All the hoopla about the offseason of the Mets is now behind us as the team gathers in Florida to begin the never-ending process of Spring Training. But this edition of the preseason promises to be anything but boring for the orange and blue.
There’s a buzz about the Mets we haven’t seen in a couple of years. Even Las Vegas is getting in on the act, predicting the Mets might be a surprise and a reincarnation of last year’s Yankees team. Whatever it’s going to be, though, it all starts here in Spring Training when some 60 players will arrive in Florida to compete for 25 jobs and a ticket to Citi Field.

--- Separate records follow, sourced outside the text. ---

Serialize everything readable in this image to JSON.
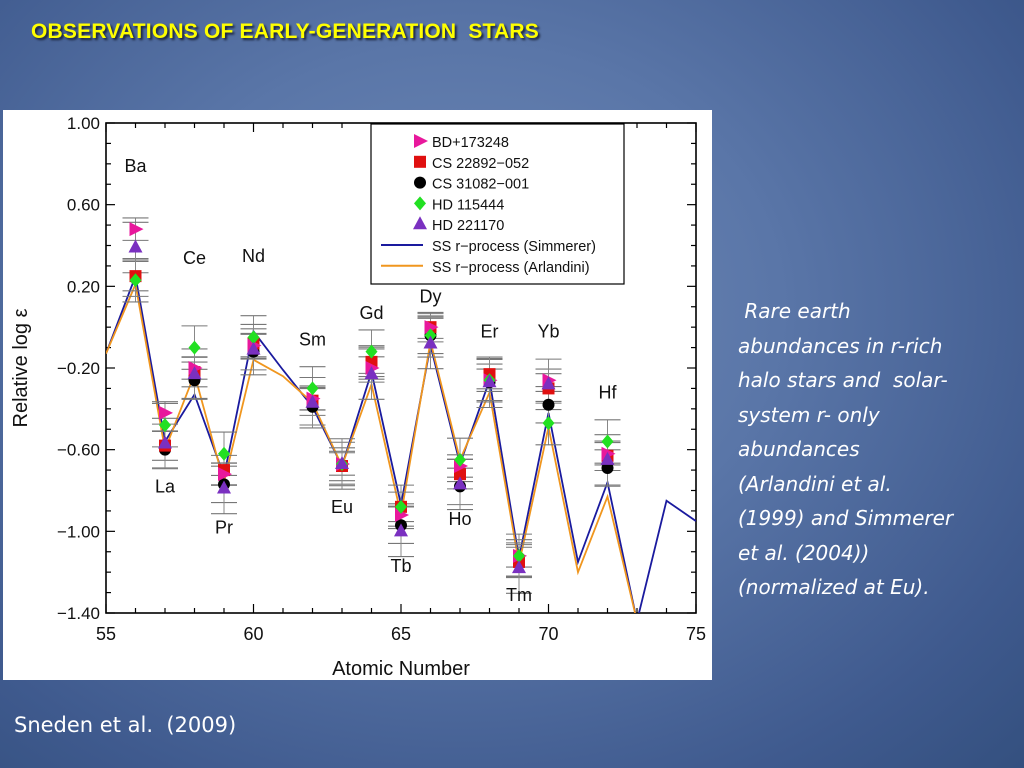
{
  "slide": {
    "title": "OBSERVATIONS OF EARLY-GENERATION  STARS",
    "caption_lines": [
      " Rare earth",
      "abundances in r-rich",
      "halo stars and  solar-",
      "system r- only",
      "abundances",
      "(Arlandini et al.",
      "(1999) and Simmerer",
      "et al. (2004))",
      "(normalized at Eu)."
    ],
    "citation": "Sneden et al.  (2009)"
  },
  "colors": {
    "title": "#ffff00",
    "simmerer_line": "#1a1a9e",
    "arlandini_line": "#f0961e",
    "bd": "#e8189c",
    "cs22892": "#e01010",
    "cs31082": "#000000",
    "hd115444": "#22e022",
    "hd221170": "#7a30c0"
  },
  "chart_data": {
    "type": "scatter",
    "title": "",
    "xlabel": "Atomic Number",
    "ylabel": "Relative log ε",
    "xlim": [
      55,
      75
    ],
    "ylim": [
      -1.4,
      1.0
    ],
    "x_ticks": [
      "55",
      "60",
      "65",
      "70",
      "75"
    ],
    "y_ticks": [
      "1.00",
      "0.60",
      "0.20",
      "−0.20",
      "−0.60",
      "−1.00",
      "−1.40"
    ],
    "grid": false,
    "legend_position": "top-right",
    "element_labels": [
      {
        "x": 56,
        "label": "Ba",
        "y": 0.76
      },
      {
        "x": 57,
        "label": "La",
        "y": -0.81
      },
      {
        "x": 58,
        "label": "Ce",
        "y": 0.31
      },
      {
        "x": 59,
        "label": "Pr",
        "y": -1.01
      },
      {
        "x": 60,
        "label": "Nd",
        "y": 0.32
      },
      {
        "x": 62,
        "label": "Sm",
        "y": -0.09
      },
      {
        "x": 63,
        "label": "Eu",
        "y": -0.91
      },
      {
        "x": 64,
        "label": "Gd",
        "y": 0.04
      },
      {
        "x": 65,
        "label": "Tb",
        "y": -1.2
      },
      {
        "x": 66,
        "label": "Dy",
        "y": 0.12
      },
      {
        "x": 67,
        "label": "Ho",
        "y": -0.97
      },
      {
        "x": 68,
        "label": "Er",
        "y": -0.05
      },
      {
        "x": 70,
        "label": "Yb",
        "y": -0.05
      },
      {
        "x": 72,
        "label": "Hf",
        "y": -0.35
      },
      {
        "x": 69,
        "label": "Tm",
        "y": -1.34
      }
    ],
    "series": [
      {
        "name": "BD+173248",
        "marker": "triangle-right",
        "color": "#e8189c",
        "x": [
          56,
          57,
          58,
          59,
          60,
          62,
          63,
          64,
          65,
          66,
          67,
          68,
          69,
          70,
          72
        ],
        "y": [
          0.48,
          -0.42,
          -0.2,
          -0.72,
          -0.09,
          -0.35,
          -0.67,
          -0.2,
          -0.92,
          0.0,
          -0.68,
          -0.26,
          -1.12,
          -0.26,
          -0.62
        ]
      },
      {
        "name": "CS 22892−052",
        "marker": "square",
        "color": "#e01010",
        "x": [
          56,
          57,
          58,
          59,
          60,
          62,
          63,
          64,
          65,
          66,
          67,
          68,
          69,
          70,
          72
        ],
        "y": [
          0.25,
          -0.58,
          -0.22,
          -0.7,
          -0.08,
          -0.36,
          -0.68,
          -0.17,
          -0.88,
          0.0,
          -0.72,
          -0.23,
          -1.15,
          -0.3,
          -0.63
        ]
      },
      {
        "name": "CS 31082−001",
        "marker": "circle",
        "color": "#000000",
        "x": [
          56,
          57,
          58,
          59,
          60,
          62,
          63,
          64,
          65,
          66,
          67,
          68,
          69,
          70,
          72
        ],
        "y": [
          0.24,
          -0.6,
          -0.26,
          -0.77,
          -0.12,
          -0.39,
          -0.68,
          -0.18,
          -0.97,
          -0.04,
          -0.78,
          -0.27,
          -1.13,
          -0.38,
          -0.69
        ]
      },
      {
        "name": "HD 115444",
        "marker": "diamond",
        "color": "#22e022",
        "x": [
          56,
          57,
          58,
          59,
          60,
          62,
          63,
          64,
          65,
          66,
          67,
          68,
          69,
          70,
          72
        ],
        "y": [
          0.23,
          -0.48,
          -0.1,
          -0.62,
          -0.05,
          -0.3,
          -0.67,
          -0.12,
          -0.88,
          -0.04,
          -0.65,
          -0.26,
          -1.12,
          -0.47,
          -0.56
        ]
      },
      {
        "name": "HD 221170",
        "marker": "triangle-up",
        "color": "#7a30c0",
        "x": [
          56,
          57,
          58,
          59,
          60,
          62,
          63,
          64,
          65,
          66,
          67,
          68,
          69,
          70,
          72
        ],
        "y": [
          0.39,
          -0.57,
          -0.23,
          -0.79,
          -0.11,
          -0.37,
          -0.67,
          -0.23,
          -1.0,
          -0.08,
          -0.77,
          -0.27,
          -1.18,
          -0.28,
          -0.65
        ]
      },
      {
        "name": "SS r−process (Simmerer)",
        "marker": "line",
        "color": "#1a1a9e",
        "x": [
          55,
          56,
          57,
          58,
          59,
          60,
          61,
          62,
          63,
          64,
          65,
          66,
          67,
          68,
          69,
          70,
          71,
          72,
          73,
          74,
          75
        ],
        "y": [
          -0.13,
          0.25,
          -0.56,
          -0.33,
          -0.73,
          -0.02,
          -0.21,
          -0.39,
          -0.68,
          -0.22,
          -0.87,
          -0.09,
          -0.67,
          -0.26,
          -1.13,
          -0.42,
          -1.15,
          -0.76,
          -1.44,
          -0.85,
          -0.95
        ]
      },
      {
        "name": "SS r−process (Arlandini)",
        "marker": "line",
        "color": "#f0961e",
        "x": [
          55,
          56,
          57,
          58,
          59,
          60,
          61,
          62,
          63,
          64,
          65,
          66,
          67,
          68,
          69,
          70,
          71,
          72,
          73
        ],
        "y": [
          -0.13,
          0.21,
          -0.6,
          -0.23,
          -0.76,
          -0.16,
          -0.24,
          -0.37,
          -0.68,
          -0.28,
          -0.92,
          -0.07,
          -0.65,
          -0.32,
          -1.16,
          -0.49,
          -1.2,
          -0.83,
          -1.44
        ]
      }
    ]
  }
}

New manager, Mickey Callaway, is already creating a stir with changes in the bullpen that could result in the team having no one as their official closer, a new training regimen for all pitchers, and generally for being seen on the field more than in his office. Of course, it’s always the same in the spring when everyone’s record stands at 0-0, and there are no new injuries to report. But at the same time, “upbeat” has taken on a new meaning with Callaway in charge and charging forward at a hundred miles an hour in preparing for his first season as a big league manager.
The personnel mostly remains the same from last year, adding only Adrian Gonzalez to compete with Dominic Smith at first base, Todd Frazier to fill the hole at third base in the absence of David Wright, and Anthony Swarzak, to bolster the bullpen.

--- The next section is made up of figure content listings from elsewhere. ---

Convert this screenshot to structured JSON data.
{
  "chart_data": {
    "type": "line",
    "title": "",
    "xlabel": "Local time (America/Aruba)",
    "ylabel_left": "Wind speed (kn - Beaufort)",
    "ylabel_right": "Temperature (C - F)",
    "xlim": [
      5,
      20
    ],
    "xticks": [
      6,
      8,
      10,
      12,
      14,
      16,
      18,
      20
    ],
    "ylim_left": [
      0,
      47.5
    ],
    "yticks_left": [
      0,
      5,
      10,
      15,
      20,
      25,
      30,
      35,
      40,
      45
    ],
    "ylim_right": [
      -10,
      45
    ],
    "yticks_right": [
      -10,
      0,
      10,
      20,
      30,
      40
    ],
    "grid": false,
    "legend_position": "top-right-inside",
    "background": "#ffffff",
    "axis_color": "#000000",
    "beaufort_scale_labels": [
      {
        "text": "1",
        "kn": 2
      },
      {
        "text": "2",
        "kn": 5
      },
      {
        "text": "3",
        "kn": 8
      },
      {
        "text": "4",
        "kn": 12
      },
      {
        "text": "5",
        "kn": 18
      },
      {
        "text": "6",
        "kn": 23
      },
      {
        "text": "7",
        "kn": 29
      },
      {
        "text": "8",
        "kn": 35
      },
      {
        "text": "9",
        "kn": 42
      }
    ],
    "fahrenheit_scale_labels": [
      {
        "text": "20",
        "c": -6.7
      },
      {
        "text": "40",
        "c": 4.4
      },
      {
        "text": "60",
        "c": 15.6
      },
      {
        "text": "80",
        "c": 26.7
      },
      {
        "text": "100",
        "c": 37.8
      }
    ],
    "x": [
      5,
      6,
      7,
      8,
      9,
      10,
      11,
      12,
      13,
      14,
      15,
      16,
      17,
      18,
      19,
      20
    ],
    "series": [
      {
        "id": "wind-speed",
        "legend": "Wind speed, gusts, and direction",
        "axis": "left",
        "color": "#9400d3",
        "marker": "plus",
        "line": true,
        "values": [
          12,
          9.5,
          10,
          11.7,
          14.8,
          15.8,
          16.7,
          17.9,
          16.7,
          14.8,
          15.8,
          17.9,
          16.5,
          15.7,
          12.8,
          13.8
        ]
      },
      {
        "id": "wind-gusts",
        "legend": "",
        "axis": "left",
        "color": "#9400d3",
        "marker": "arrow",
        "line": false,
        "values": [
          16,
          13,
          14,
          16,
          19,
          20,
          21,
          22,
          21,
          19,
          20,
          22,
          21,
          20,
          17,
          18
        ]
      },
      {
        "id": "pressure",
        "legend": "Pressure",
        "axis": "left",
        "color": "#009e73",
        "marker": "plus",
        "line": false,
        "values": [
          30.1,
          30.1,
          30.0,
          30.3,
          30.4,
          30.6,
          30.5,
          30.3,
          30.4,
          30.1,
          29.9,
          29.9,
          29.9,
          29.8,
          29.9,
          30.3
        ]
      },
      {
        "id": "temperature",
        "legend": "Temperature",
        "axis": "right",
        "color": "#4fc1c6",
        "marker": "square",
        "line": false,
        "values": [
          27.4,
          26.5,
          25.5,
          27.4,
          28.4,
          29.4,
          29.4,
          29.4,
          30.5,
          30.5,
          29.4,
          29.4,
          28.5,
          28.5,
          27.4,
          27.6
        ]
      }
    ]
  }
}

Sandy Alderson added a new front office position with a long title, but basically, the idea is to have an “Injury Guru” on board, allowing the Mets to make a U-turn in the process by which injuries have been handled in the recent past. And when anyone speaks of the 2018 Mets, injuries are where it all starts, but never seems to end.

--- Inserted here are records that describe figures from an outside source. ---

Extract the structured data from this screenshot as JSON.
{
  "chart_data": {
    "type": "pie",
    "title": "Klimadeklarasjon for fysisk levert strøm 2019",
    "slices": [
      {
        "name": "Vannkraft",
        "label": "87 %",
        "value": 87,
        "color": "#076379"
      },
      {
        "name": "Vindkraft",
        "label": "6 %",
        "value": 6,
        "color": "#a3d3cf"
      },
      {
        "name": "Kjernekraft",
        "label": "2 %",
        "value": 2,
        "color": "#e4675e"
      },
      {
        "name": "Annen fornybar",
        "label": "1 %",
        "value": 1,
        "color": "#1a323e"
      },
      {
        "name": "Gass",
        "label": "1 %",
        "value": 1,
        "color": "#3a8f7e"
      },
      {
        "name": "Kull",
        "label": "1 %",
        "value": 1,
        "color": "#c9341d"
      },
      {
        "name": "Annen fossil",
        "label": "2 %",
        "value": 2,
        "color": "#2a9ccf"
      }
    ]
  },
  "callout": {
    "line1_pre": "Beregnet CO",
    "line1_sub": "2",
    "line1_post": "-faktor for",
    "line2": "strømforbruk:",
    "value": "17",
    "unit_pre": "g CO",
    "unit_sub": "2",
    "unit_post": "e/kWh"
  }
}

Michael Conforto, the Mets best position player last season, is not expected to make his debut before May 1. Recovering from season-ending shoulder surgery, the Mets are anxiously waiting to see if Conforto will still have the power he displayed last year before going down. Juan Lagares is another player who has missed an inordinate amount of time with this and that, and the Mets are hoping the work Lagares put in over the winter to get more lift on the ball proves to be worth it.
Potentially, the Mets have one of the best starting rotations in all of baseball. Except – add the caveat again – if they are all healthy and stay healthy. Only Jacob deGrom and his 200 innings pitched last year arrives in Port St. Lucie “healthy.” Everyone else, including Noah Syndergaard, Matt Harvey, Steven Matz, and Seth Lugo come into camp with big question marks following them around.
To make the matter even more precarious, the Mets two top pitching prospects, David Peterson and Justin Dunn are at least two years in the making before either is ready for Citi Field. Robert Gsellman seems to have lost favor with the team honchos, and if he makes the team at all, he’ll more likely be ticketed for a spot in the bullpen.
So, in many ways, it’s a dice roll for the New York Mets this season. The re-addition of Jay Bruce as a left-handed power bat will help, but only if Yoenis Cespedes can drink enough Gatorade to keep his hammies from popping every six hours, staying in the lineup and earning the full complement of his hefty salary.
The good news for Mets is they get to play nineteen games each against the Marlins, Braves, and Phillies, who at least for the moment seem destined to be looking up at the Mets when all is said and done in September. If the Mets can win 40 of those 57 games, that’s already halfway to a .500 season, something they couldn’t come close to in 2017. And from there, who knows how many wins it will take to secure a Wild Card spot in the playoffs?
Despite all the ongoing rumors, it’s likely when the team signed Frazier, that pretty much wrapped things up for the team regarding adding salary. Things won’t come easy for the Mets this year, but if they develop a mentality of a scrappy squad under the leadership of Callaway that wins 3-2 and 5-4 games instead of losing them, things can play out differently for the team this year.
Mets fans may hate even seeing the word Yankees in print, but doesn’t this remind a lot of how the team in the Bronx was viewed at this time last year?